Cardiovascular differentiation of monkey embryonic stem cell-derived vascular endothelial growth factor receptor-2-positive cells

Cardiovascular differentiation of monkey embryonic stem cell-derived vascular endothelial growth factor receptor-2-positive cells

Tomohide Takaya1, Teruhisa Kawamura2, Tatsuya Morimoto3, Koh Ono1, Takeshi Kimura1, Hirofumi Suemori4, Norio Nakatsuji4, Akira Shimatsu5, Koji Hasegawa5.

  1. Department of Cardiovascular Medicine, Graduate School of Medicine, Kyoto University, Kyoto, Japan.
  2. Career-Path Promotion Unit for Young Life Scientists, Kyoto University, Kyoto, Japan.
  3. Clinical Pharmacology and Therapeutics, School of Pharmaceutical Sciences, University of Shizuoka, Shizuoka, Japan.
  4. Institute for Frontier Medical Sciences, Kyoto University, Kyoto, Japan.
  5. Division of Translational Research, Kyoto Medical Center, National Hospital Organization, Kyoto, Japan.

The 6th China-Japan Cardiovascular Forum (Beijing, China), 2010/10/16 (Poster).

Abstract

Background: Human induced pluripotent stem (iPS) cells are potential sources of cardiovascular cells to be transplanted in patients with end-stage heart failure. The identification and purification of cardiovascular progenitor cells in primate ES/iPS cells in critical to apply human iPS cells for cardiovascular regenerative therapy in the clinical setting.
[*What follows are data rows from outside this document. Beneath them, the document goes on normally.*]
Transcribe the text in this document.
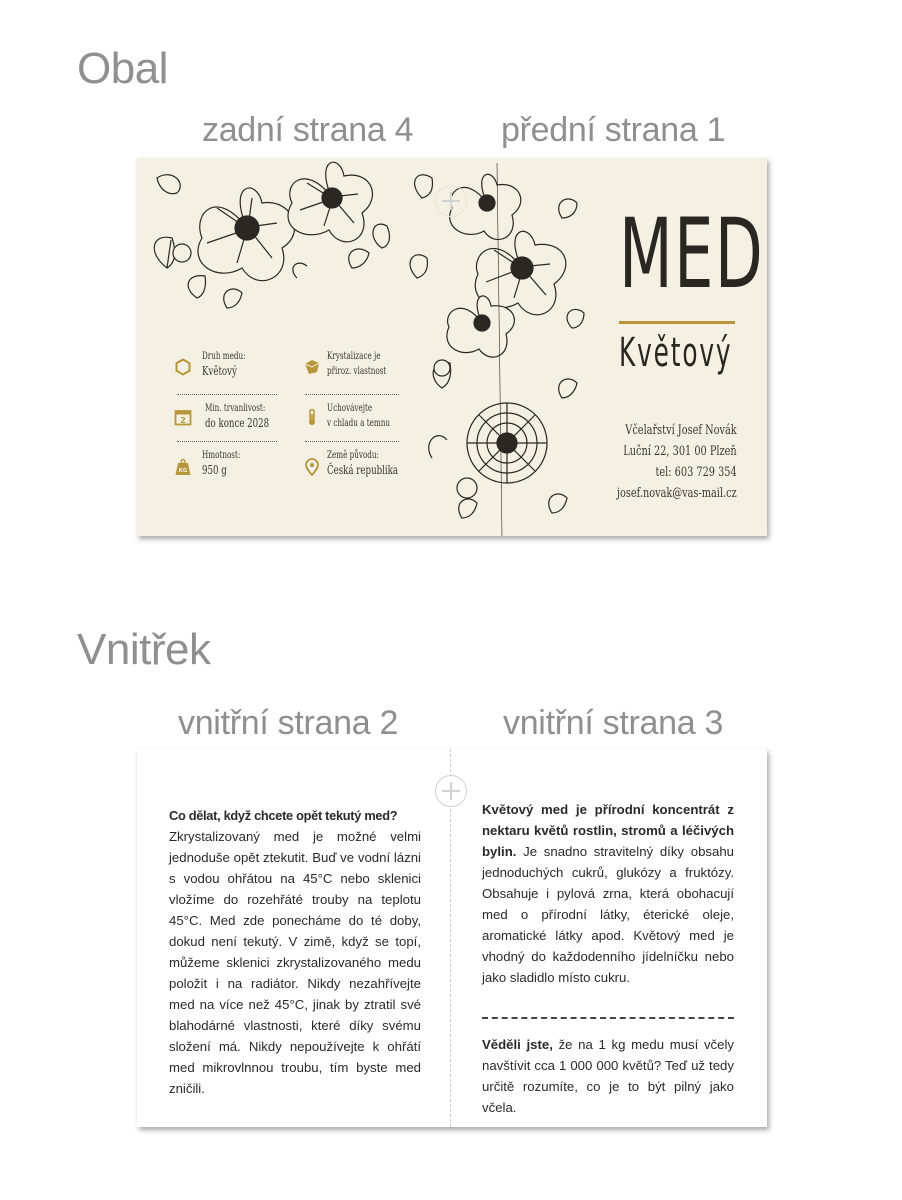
Obal
zadní strana 4	přední strana 1
MED
Květový
Včelařství Josef Novák
Luční 22, 301 00 Plzeň
tel: 603 729 354
josef.novak@vas-mail.cz
Druh medu:
Květový
Krystalizace je
přiroz. vlastnost
2
Min. trvanlivost:
do konce 2028
Uchovávejte
v chladu a temnu
KG
Hmotnost:
950 g
Země původu:
Česká republika
Vnitřek
vnitřní strana 2	vnitřní strana 3
Co dělat, když chcete opět tekutý med?
Zkrystalizovaný med je možné velmi jednoduše opět ztekutit. Buď ve vodní lázni s vodou ohřátou na 45°C nebo sklenici vložíme do rozehřáté trouby na teplotu 45°C. Med zde ponecháme do té doby, dokud není tekutý. V zimě, když se topí, můžeme sklenici zkrystalizovaného medu položit i na radiátor. Nikdy nezahřívejte med na více než 45°C, jinak by ztratil své blahodárné vlastnosti, které díky svému složení má. Nikdy nepoužívejte k ohřátí med mikrovlnnou troubu, tím byste med zničili.
Květový med je přírodní koncentrát z nektaru květů rostlin, stromů a léčivých bylin. Je snadno stravitelný díky obsahu jednoduchých cukrů, glukózy a fruktózy. Obsahuje i pylová zrna, která obohacují med o přírodní látky, éterické oleje, aromatické látky apod. Květový med je vhodný do každodenního jídelníčku nebo jako sladidlo místo cukru.
Věděli jste, že na 1 kg medu musí včely navštívit cca 1 000 000 květů? Teď už tedy určitě rozumíte, co je to být pilný jako včela.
Cynomolgus monkey Macaca fascicularis embryonic stem (ES) cells have similar properties to human ES/iPS cells and can be used for characterization of primate stem cells.

Methods and Results: Monkey ES cells were maintained on a mouse embryonic fibroblast feeder layer. Throughout this study, knockout serum replacement was used instead of animal-derived serum. Monkey ES cells were differentiated by forming embryoid bodies (EBs). Expression of a mesodermal marker, vascular endothelial growth factor receptor-2 (VEGFR-2), and an undifferentiation marker, tumor-related antigen-1-81 (TRA-1-81), were analyzed by flowcytometer. Their expression patterns of monkey ES cells were similar to those of human ES cells, but not those of mouse ES cells. The monkey VEGFR-2+/TRA-1-81- cells were collected from EBs at day 7-9, then cocultured with neonatal rat cardiomyocytes in the serum-free condition. After 7 days of coculture, the monkey VEGFR-2+/TRA-1-81- cells expressed markers of cardiac muscle cells (GATA4, Nkx2.5, ANF, and β-MHC) and those of vascular cells (CD31, VE-cadherin, and smooth muscle actin). However, these cells did not express ectoderm (PAX6) and endoderm (SOX17 and α-fetoprotein) markers.
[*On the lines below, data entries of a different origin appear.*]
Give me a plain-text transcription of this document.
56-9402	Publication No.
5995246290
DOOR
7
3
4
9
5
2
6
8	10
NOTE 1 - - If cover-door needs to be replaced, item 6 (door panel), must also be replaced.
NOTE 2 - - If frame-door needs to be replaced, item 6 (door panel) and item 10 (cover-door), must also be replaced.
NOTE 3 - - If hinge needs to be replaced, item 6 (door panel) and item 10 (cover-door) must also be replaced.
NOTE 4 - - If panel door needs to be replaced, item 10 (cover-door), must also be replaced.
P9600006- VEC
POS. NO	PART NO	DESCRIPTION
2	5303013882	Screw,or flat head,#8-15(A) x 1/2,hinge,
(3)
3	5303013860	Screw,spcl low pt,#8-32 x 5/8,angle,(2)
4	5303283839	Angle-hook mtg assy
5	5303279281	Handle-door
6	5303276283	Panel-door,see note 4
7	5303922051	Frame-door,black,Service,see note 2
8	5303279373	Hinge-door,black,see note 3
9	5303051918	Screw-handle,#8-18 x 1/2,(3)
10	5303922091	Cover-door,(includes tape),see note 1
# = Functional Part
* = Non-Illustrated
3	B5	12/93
Conclusions: VEGFR-2+/TRA-1-81- cells derived from monkey ES cells cocultured with rat cardiomyocytes in the serum-free condition are able to differentiate specifically into cardiovascular cells. This system will be useful to determine and purify cardiovascular progenitor cells derived from human iPS cells in regenerative therapy for end-staged heart failure.